What kind of payback should you expect from your company’s investment in the SAP Business One application? Return on investment (ROI) is a technique to help you understand the benefits your business will reap from a specific technology purchase – that is, how long it will take your company to profit from its technology investment.
To get a clear picture of the benefits your company can expect from implementing SAP Business One as your business management solution, you’ll first want to understand the impact of your current issues on your bottom line, as well as your goals for implementing SAP Business One. For instance, your company may want to reduce billing errors and speed up receivables, or to streamline sales to improve revenue per customer. By quantifying these benefits, you’ll get a better idea of what your payback will be.
Some typical areas of benefit may include:
- Productivity – Streamlined business processes may allow your employees to accomplish more in less time.
- Labour costs – Automating certain applications can reduce the number of people required to support your business.
- Financial performance – More accurate financial reporting can speed receivables or give you a more accurate picture of your short- and long-term balance sheet.
- Inventory management – Keeping a closer eye on inventory can speed inventory turns and reduce the amount you must spend on slow-moving products.
- Pricing – Real-time financial reporting may give you a clearer picture of your overall costs and help you improve margins on your products or services.
- Customer revenue – By using CRM to recognise customer needs, you can increase revenue per customer, or reduce customer turnover rates.
- Technology maintenance and support – Less money may need to be spent on maintaining out-of-date legacy systems, improving your bottom line.
- Process improvements – You may be able to eliminate certain costs through automation; for instance, electronic billing can reduce paper invoices, mailing costs, and even certain bank deposit fees.
Your benefit analysis will depend on your specific business needs. Here are some typical industry scenarios:
Manufacturing: Replacing Legacy Systems to Integrate the Supply Chain
A maker of small industrial refrigeration units is running multiple custom-developed systems. It realises that the business cannot grow without an integrated system. It wants to use an integrated business management solution to improve information flow between the different aspects of the business. It hopes to reduce inventory, improve employee productivity, and make sure it takes advantage of all revenue opportunities with its customer base, including service revenues it is missing because it can’t identify customers whose equipment is out of warranty. Its benefits analysis can include:
- Labour costs – Improvements in efficiency may help it reduce the number of employees needed on the shop floor.
- Reduced inventory – More accurate reporting helps reduce inventory.
- Improved procurement – The ability to view previous purchases and monitor supplier performance will help reduce purchase costs.
- Improved revenue per customer – By selling additional service contracts, this manufacturer improves overall revenue.
- Reduced paper costs – Better communication between systems eliminates the need to print and deliver work orders.

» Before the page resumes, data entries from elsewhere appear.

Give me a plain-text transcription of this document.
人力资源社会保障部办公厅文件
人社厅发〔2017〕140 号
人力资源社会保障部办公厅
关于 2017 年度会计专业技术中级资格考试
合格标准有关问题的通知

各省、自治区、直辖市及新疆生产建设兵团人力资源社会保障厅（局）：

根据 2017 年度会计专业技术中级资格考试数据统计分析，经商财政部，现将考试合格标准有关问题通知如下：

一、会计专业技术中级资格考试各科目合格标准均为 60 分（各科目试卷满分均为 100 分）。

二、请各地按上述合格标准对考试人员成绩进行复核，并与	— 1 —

Wholesale Distribution: Creating Efficiencies to Increase Margins
A company that distributes books and periodicals to supermarket chains has grown organically, but hasn’t thought strategically about its operational systems. As a result, it is unable to clearly analyse links between customer orders and shipments, resulting in a loss of margin and unnecessary investments in inventory. It needs to use SAP Business One to give them an overview of its business – specifically trends in customer demand and supply – to help them improve inventory turns, improve margins, and increase overall customer revenue. The benefits it may analyse include:
- Margin visibility – Getting a clearer picture inventory costs compared to sales prices may result in an increase in margin.
- Improved revenue per customer – More accurate warehouse reports can help identify out-of-place inventory and other issues that can reduce revenue.

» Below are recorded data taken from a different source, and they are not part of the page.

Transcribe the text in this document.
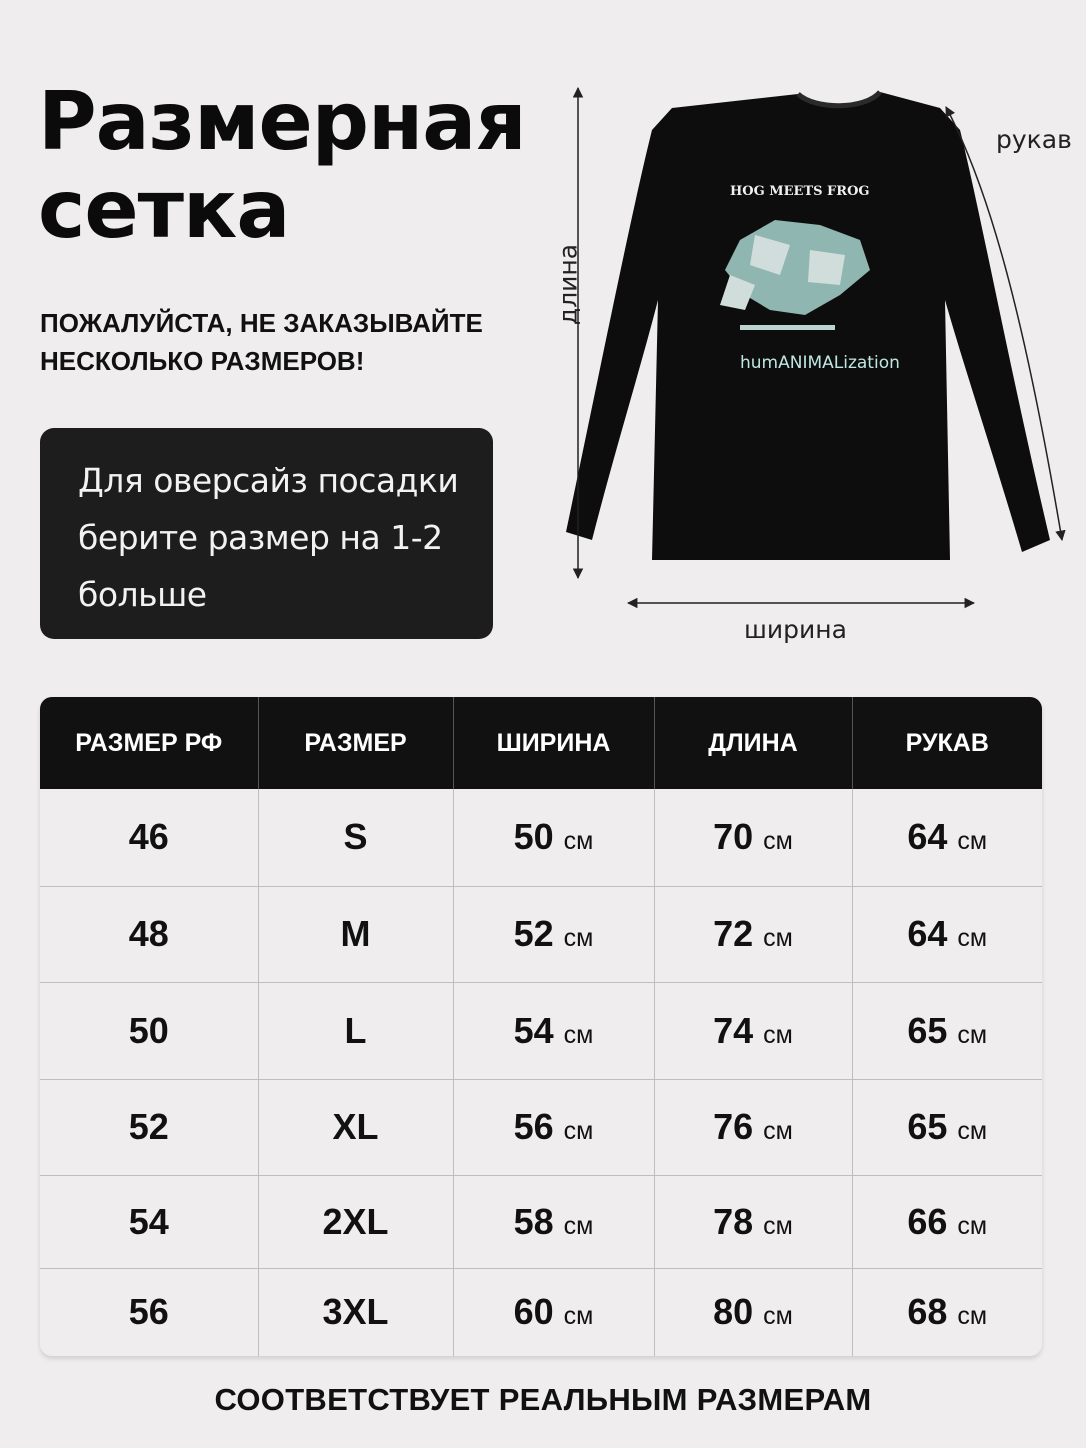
Размерная
сетка
ПОЖАЛУЙСТА, НЕ ЗАКАЗЫВАЙТЕ
НЕСКОЛЬКО РАЗМЕРОВ!
Для оверсайз посадки
берите размер на 1-2
больше
HOG MEETS FROG
humANIMALization
рукав
ширина
длина
РАЗМЕР РФ	РАЗМЕР	ШИРИНА	ДЛИНА	РУКАВ
46	S	50 см	70 см	64 см
48	M	52 см	72 см	64 см
50	L	54 см	74 см	65 см
52	XL	56 см	76 см	65 см
54	2XL	58 см	78 см	66 см
56	3XL	60 см	80 см	68 см
СООТВЕТСТВУЕТ РЕАЛЬНЫМ РАЗМЕРАМ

- Labour savings – More accurate shipments can reduce returns, allowing the company to hire fewer people for the returns department.
- Reduced inventory – Improvements in inventory can speed up turns, or allow the company to carry a greater number of lines.
Retail: Matching Inventory to Customer Needs
A small home furnishings retailer maintains three stores and a website. It has no companywide view and wants to install an integrated system such as SAP Business One so that it can match stock at its outlets with that of its Web store. It also needs to identify out-of-date items more quickly, so it doesn’t have to discount old merchandise too heavily. Finally, it wants a clearer picture of customer buying behaviour to help it choose more profitable inventory that will better match customer needs and help increase its customer base. Its benefit analysis might include:
- Increased number of customers – How many additional customers will it acquire or retain each month through its improved service?
- IT maintenance costs – Linking the website to the store inventory can reduce charges to update its website frequently.
- Reduced stock – Better purchasing can reduce the amount of ‘out-of-date’ merchandise that is sold at a discount.
- Improved revenue per customer – Matching customers to available stock can help improve overall margins.
- Administrative savings – Less money will be spent on data entry, faxing, and warehouse downtime.
Professional Services: Speeding Up Collections with More Efficient Billing
A consulting company needs a better way to document its billable hours, improve its receivables and generate more revenue per customer. It expects to use SAP Business One to help manage the organisation’s contracts better, improve the accuracy of its invoices and improve overall customer retention through better service. Potential implementation benefits include:
- Improved revenue per consultant – Up to 5% of potential revenue may be lost due to consultants’ not fully billing for the work they do.
- Automating the process may reduce this amount by 0.25% or more.
- Improved customer retention – Improved record-keeping and management of customer contracts will improve the service offered.
- More efficient collections – Properly tracking projects and providing more accurate invoices can reduce the number of billing disputes and increase the speed of receivables.
- Labour savings – Improved processes may reduce the need for support staff by one full-time employee.